Ülke Saray’ın keyfiyetinde

POLİTİKA SERVİSİ

Pandemiyi bahane eden Saray yönetimi ülkeyi keyfi uygulamalarla yönetiyor. Tam kapanmaya yönelik genelgede yer almamasına karşın 17 gün boyunca alkollü içki satışının yasaklanması, keyfiyetin ülkedeki pek çok meseleye ilişkin bir politika üretme aracına dönüştüğünü gösteriyor.

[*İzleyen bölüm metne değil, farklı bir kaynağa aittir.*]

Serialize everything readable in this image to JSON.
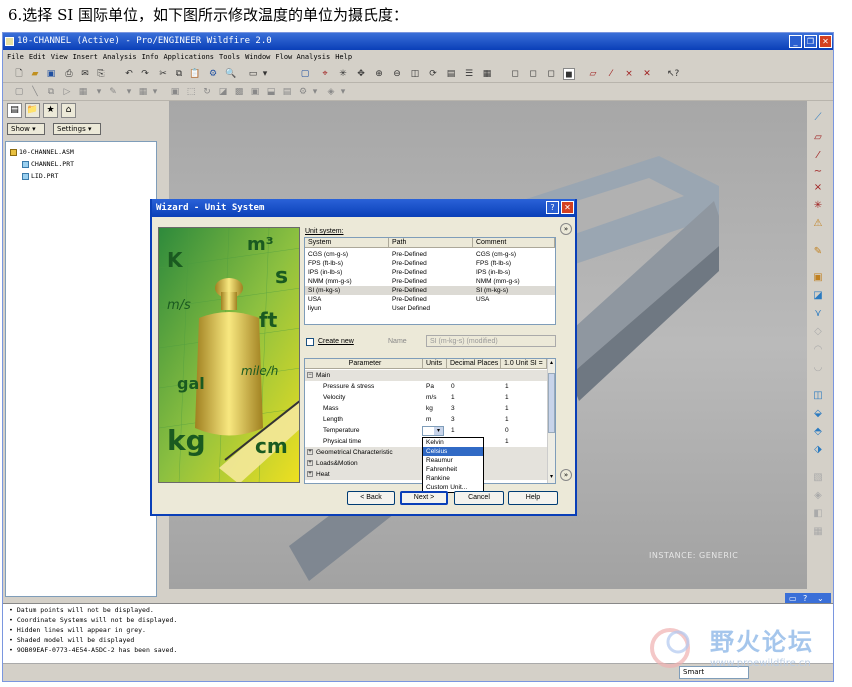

Salgınla mücadeleyi toplumsal yaşama yönelik müdahalenin bir aracına dönüştüren iktidar, lebaleb kongrelerden kalabalık cenaze törenlerine dek halk için yasakladığı her şeyi kendisi için mübah gördü. Bu keyfiliğin son adımı ise tam kapanma süresi olan 29 Nisan-17 Mayıs tarihleri arasındaki alkollü içki satışının yasağı oldu. Yasağın altında ise iktidarın dayandığı tabanın yaşam tarzını, kamu gücüyle toplumun tümüne dayatmak yatıyor. Bu keyfiyet, iktidar için ilerleyen süreçte en temel hak ve özgürlükleri engellemenin kapısını da aralıyor. Salgın ve artan yoksulluk ülkede ciddi bir yönetim krizi yarattı. Hukuksuz, “ben yaptım oldu” pratiğine dayanan keyfi uygulamalar bu sıkışmışlığın da bir ifadesi oldu. İktidarını hesap vermemek üzerine kuran Saray yönetimi, yoksulluk ve salgınla boğulan toplumun olası karşı çıkışlarını da keyfi yasaklarla bastırmak istiyor.


HİÇBİR YASAL DAYANAĞI YOK

Ülkeyi genelgelerle yöneten iktidarın keyfi uygulamalarını BirGün’e değerlendiren İdare Hukukçusu Prof. Dr. Metin Günday,” Hayatımda ilk defa sözlü olarak bir açıklamayla idare işlem oluşturulduğunu görüyorum” diyor. Kapanma döneminde alkollü içeceklerin satışının yasak olduğunu İçişleri Bakanı’nın sözlü olarak söylediğini hatırlatan Günday, “Genelgede yaklaşık 40 maddeye yakın düzenleme var. Ama içki satışına dair bir şey göremedim. Hukuki açıdan ilginç bir durum var. Bir defa en başta böyle bir yasak konabilir mi? Böyle bir yasağın yasal hiçbir dayanağı yok. Alkollü içki satışının yasaklanmasını özel yaşama müdahale olarak değerlendiren Günday, sözlerini şöyle sürdürdü: “Kendilerinin belirlediği belli bir yaşam tarzını kamu gücü kullanarak zorla kabul ettirilmeye çalışılmakta. Dini saiklerle yapıldığını da eklemek lazım. Pandemi ve ramazan ayı dolayısıyla yapılıyor genel sorun da insanların yaşamına müdahaledir.”

ELEŞTİRİLERE KATILIYORUM

Bilim Kurulu Üyesi Prof. Dr. Serap Şimşek Yavuz, Habertürk televizyonunda katıldığı canlı yayında alınan kararı eleştirdi. “Tüm eleştirilere katılıyorum. Hiçbir akılcı tarafı olmayan nasıl bir uygulamadır anlamış değilim” diyen Yavuz, “Bizim amacımız kalabalıkları azaltmak. Kapalı ortamları azaltmak. Barlar, restoranlar kapalı. Bu ortamlarda alkol içilirse sıkıntı olabilir. İnsanların evinde alkol almasında ne sakınca var? Hiçbir şekilde anlamış değilim” ifadelerini kullandı.